Quelles sont les principales conclusions que vous tirez du rapport PISA ?
Il y a un problème fondamental ici : on ne peut pas attendre des résultats différents si l’on continue toujours à faire la même chose. Je pense que les systèmes éducatifs en Amérique latine sont restés bloqués. Il y a une sorte de paresse bureaucratique et sociale lorsqu’il s’agit d’affronter des changements structurels. Mais il y a un fait incontestable : un changement culturel très fort. Les habitudes de connaissance, et les sources d’accès à l’information, sont très différentes, et nos systèmes éducatifs restent très ancrés dans une structure mentale qui ne fonctionne plus. Mais plusieurs gouvernements en Amérique latine ont fait des efforts pour améliorer l’éducation. Au Chili, par exemple, Michelle Bachelet a dirigé une importante réforme de l’éducation. Cela n’a pas été suffisant ? Je pense qu’elles ont été très marginales. Les réformes éducatives se sont beaucoup concentrées sur l’accès à la scolarité, on a également insisté sur la permanence, et bien sûr, aujourd’hui, les enfants ont beaucoup plus d’années de scolarité qu’auparavant. Mais les méthodes n’ont pas changé. Le concept de programme n’a pas changé. Nous avons encore des écoles avec des programmes où les enfants étudient 10 à 12 matières. Et cela génère une énorme dispersion mentale qui s’ajoute à celle qu’ils ont déjà avec l’accès aux technologies.

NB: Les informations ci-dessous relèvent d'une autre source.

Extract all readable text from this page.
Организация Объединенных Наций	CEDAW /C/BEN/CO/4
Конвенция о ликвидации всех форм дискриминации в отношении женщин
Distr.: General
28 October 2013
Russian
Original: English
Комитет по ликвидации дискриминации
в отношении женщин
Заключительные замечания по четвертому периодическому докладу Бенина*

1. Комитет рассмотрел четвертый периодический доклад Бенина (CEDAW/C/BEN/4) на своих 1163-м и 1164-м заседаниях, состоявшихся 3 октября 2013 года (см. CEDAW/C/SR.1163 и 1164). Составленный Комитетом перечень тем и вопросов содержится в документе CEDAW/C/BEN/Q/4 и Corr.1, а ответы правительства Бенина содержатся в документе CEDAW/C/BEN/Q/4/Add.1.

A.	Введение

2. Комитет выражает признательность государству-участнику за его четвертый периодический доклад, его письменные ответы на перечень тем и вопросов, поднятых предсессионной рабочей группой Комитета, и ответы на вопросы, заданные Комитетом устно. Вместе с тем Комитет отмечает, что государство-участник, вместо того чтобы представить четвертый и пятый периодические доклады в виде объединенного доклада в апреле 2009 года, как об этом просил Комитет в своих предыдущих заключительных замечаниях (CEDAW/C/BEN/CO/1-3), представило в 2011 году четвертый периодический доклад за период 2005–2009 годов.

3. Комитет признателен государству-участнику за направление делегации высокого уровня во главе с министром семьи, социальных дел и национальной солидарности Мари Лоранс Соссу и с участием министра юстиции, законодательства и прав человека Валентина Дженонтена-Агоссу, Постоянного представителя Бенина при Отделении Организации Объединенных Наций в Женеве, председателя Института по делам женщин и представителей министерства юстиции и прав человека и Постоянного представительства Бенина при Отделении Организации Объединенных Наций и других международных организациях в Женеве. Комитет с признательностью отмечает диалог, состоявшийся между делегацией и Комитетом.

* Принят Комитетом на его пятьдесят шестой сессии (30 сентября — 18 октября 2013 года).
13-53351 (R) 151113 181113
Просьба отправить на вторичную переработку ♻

Donc, vous pensez qu’une réforme clé consiste à réduire le nombre de matières ?
Oui, on insiste sur le fait que la perspective de l’éducation pour les dix prochaines années sera beaucoup plus centrée sur les programmes individuels. C’est-à-dire que les écoles doivent inclure les intérêts des enfants dans les plans d’études. C’est quelque chose qui ne nous vient même pas à l’esprit en Amérique latine, alors que dans les pays nordiques comme la Suède, la Finlande ou la Norvège, c’est déjà la norme.
Dans quelle mesure l’inégalité en Amérique latine influence-t-elle ces résultats ?

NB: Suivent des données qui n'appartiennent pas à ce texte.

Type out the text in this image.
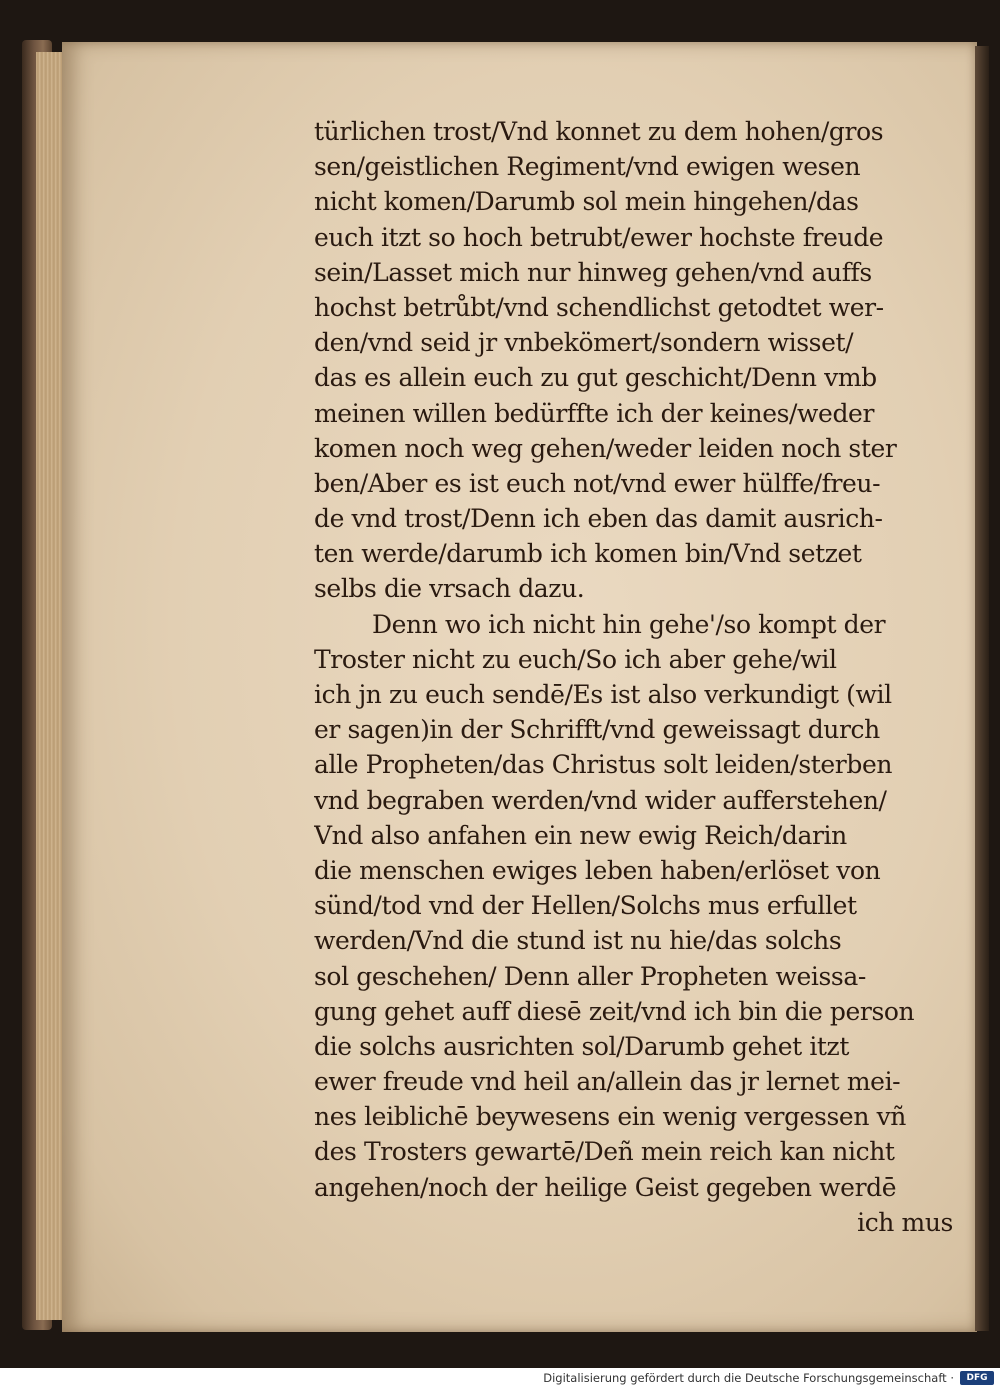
türlichen trost/Vnd konnet zu dem hohen/gros
sen/geistlichen Regiment/vnd ewigen wesen
nicht komen/Darumb sol mein hingehen/das
euch itzt so hoch betrubt/ewer hochste freude
sein/Lasset mich nur hinweg gehen/vnd auffs
hochst betrůbt/vnd schendlichst getodtet wer-
den/vnd seid jr vnbekömert/sondern wisset/
das es allein euch zu gut geschicht/Denn vmb
meinen willen bedürffte ich der keines/weder
komen noch weg gehen/weder leiden noch ster
ben/Aber es ist euch not/vnd ewer hülffe/freu-
de vnd trost/Denn ich eben das damit ausrich-
ten werde/darumb ich komen bin/Vnd setzet
selbs die vrsach dazu.
Denn wo ich nicht hin gehe'/so kompt der
Troster nicht zu euch/So ich aber gehe/wil
ich jn zu euch sendē/Es ist also verkundigt (wil
er sagen)in der Schrifft/vnd geweissagt durch
alle Propheten/das Christus solt leiden/sterben
vnd begraben werden/vnd wider aufferstehen/
Vnd also anfahen ein new ewig Reich/darin
die menschen ewiges leben haben/erlöset von
sünd/tod vnd der Hellen/Solchs mus erfullet
werden/Vnd die stund ist nu hie/das solchs
sol geschehen/ Denn aller Propheten weissa-
gung gehet auff diesē zeit/vnd ich bin die person
die solchs ausrichten sol/Darumb gehet itzt
ewer freude vnd heil an/allein das jr lernet mei-
nes leiblichē beywesens ein wenig vergessen vñ
des Trosters gewartē/Deñ mein reich kan nicht
angehen/noch der heilige Geist gegeben werdē
ich mus
Digitalisierung gefördert durch die Deutsche Forschungsgemeinschaft ·	DFG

Énormément. Plus un pays est inégal, plus les résultats seront mauvais. Parce que l’inégalité est reproductible dans le système scolaire. Le système scolaire en Amérique latine ne répond pas à la transformation sociale. Bien sûr, cela varie d’un pays à l’autre. L’Uruguay a une tradition éducative centenaire, une bonne éducation et une égalité sociale. Mais des pays comme la Colombie, dont le coefficient de Gini indique la plus forte inégalité en Amérique latine, ont également une éducation segmentée. Les classes privilégiées, les plus aisées, vont toutes dans l’enseignement privé. Et ces écoles privées sont de très haute qualité. De plus, les enfants ont un capital culturel accumulé par leurs familles, ce qui leur donne de bien meilleurs résultats que la majorité des enfants scolarisée dans à e le public, disposant de peu de ressources. Ainsi, le système éducatif ne contribue pas à réduire la pauvreté, mais à la reproduire. Des études récentes montrent que, tandis que dans certains pays le transfert de classes prend deux générations, en Colombie, il faut environ 11 générations, c’est donc presque impossible.

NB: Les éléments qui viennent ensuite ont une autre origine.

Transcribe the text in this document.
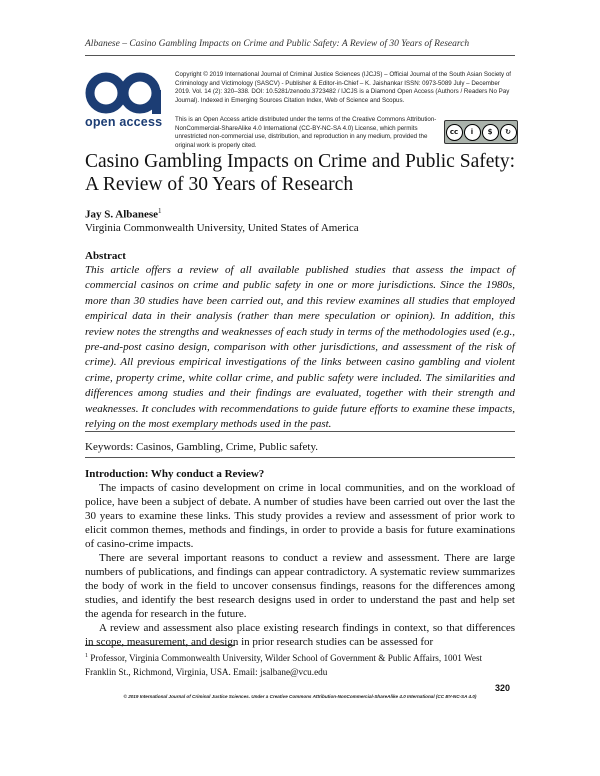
Albanese – Casino Gambling Impacts on Crime and Public Safety: A Review of 30 Years of Research
open access
Copyright © 2019 International Journal of Criminal Justice Sciences (IJCJS) – Official Journal of the South Asian Society of Criminology and Victimology (SASCV) - Publisher & Editor-in-Chief – K. Jaishankar ISSN: 0973-5089 July – December 2019. Vol. 14 (2): 320–338. DOI: 10.5281/zenodo.3723482 / IJCJS is a Diamond Open Access (Authors / Readers No Pay Journal). Indexed in Emerging Sources Citation Index, Web of Science and Scopus.
This is an Open Access article distributed under the terms of the Creative Commons Attribution-NonCommercial-ShareAlike 4.0 International (CC-BY-NC-SA 4.0) License, which permits unrestricted non-commercial use, distribution, and reproduction in any medium, provided the original work is properly cited.
cc	i	$	↻
Casino Gambling Impacts on Crime and Public Safety: A Review of 30 Years of Research
Jay S. Albanese$^1$
Virginia Commonwealth University, United States of America
Abstract

This article offers a review of all available published studies that assess the impact of commercial casinos on crime and public safety in one or more jurisdictions. Since the 1980s, more than 30 studies have been carried out, and this review examines all studies that employed empirical data in their analysis (rather than mere speculation or opinion). In addition, this review notes the strengths and weaknesses of each study in terms of the methodologies used (e.g., pre-and-post casino design, comparison with other jurisdictions, and assessment of the risk of crime). All previous empirical investigations of the links between casino gambling and violent crime, property crime, white collar crime, and public safety were included. The similarities and differences among studies and their findings are evaluated, together with their strength and weaknesses. It concludes with recommendations to guide future efforts to examine these impacts, relying on the most exemplary methods used in the past.

Keywords: Casinos, Gambling, Crime, Public safety.
Introduction: Why conduct a Review?

The impacts of casino development on crime in local communities, and on the workload of police, have been a subject of debate. A number of studies have been carried out over the last the 30 years to examine these links. This study provides a review and assessment of prior work to elicit common themes, methods and findings, in order to provide a basis for future examinations of casino-crime impacts.

There are several important reasons to conduct a review and assessment. There are large numbers of publications, and findings can appear contradictory. A systematic review summarizes the body of work in the field to uncover consensus findings, reasons for the differences among studies, and identify the best research designs used in order to understand the past and help set the agenda for research in the future.

A review and assessment also place existing research findings in context, so that differences in scope, measurement, and design in prior research studies can be assessed for

$^1$ Professor, Virginia Commonwealth University, Wilder School of Government & Public Affairs, 1001 West Franklin St., Richmond, Virginia, USA. Email: jsalbane@vcu.edu
320
© 2019 International Journal of Criminal Justice Sciences. Under a Creative Commons Attribution-NonCommercial-ShareAlike 4.0 International (CC BY-NC-SA 4.0)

Quelles sont les conséquences pour la région du fait d’obtenir de si mauvais résultats aux tests PISA ?
La principale conséquence est d’avoir des systèmes politiques très peu prometteurs. L’absence de leadership est déjà grave, le mécontentement social l’est aussi ; le problème de transformation des modèles de travail et les restrictions à l’emploi sont déjà complexes. Car la mauvaise éducation ne menace que les démocraties elles-mêmes. Plus les gens sont ignorants, plus ils sont susceptibles d’être manipulés par les réseaux sociaux en l’absence de lecture critique, d’intérêt pour confronter les informations. Le test montre qu’aujourd’hui, nous avons des masses humaines orientées vers la consommation mais très peu disposées à la citoyenneté. Je pense que c’est la véritable menace, et ce n’est pas seulement un problème pour les pays d’Amérique latine mais pour le monde entier. Les États-Unis ne font pas exception. Nous constatons que dans les pays où il n’y a pas de grandes masses de citoyens conscients et capables de discuter, de générer des leaderships, ils commencent à être doublement menacés par le populisme, le caudillisme et autres. En plus de ne pas générer de la science ou quelque chose du genre. Lorsque quelqu’un ne sait pas penser, toute la société en souffre. C’est pourquoi je suis convaincu que l’éducation n’est pas un droit individuel mais un droit collectif.
Cela entraîne également une concentration accrue du pouvoir, n’est-ce pas ?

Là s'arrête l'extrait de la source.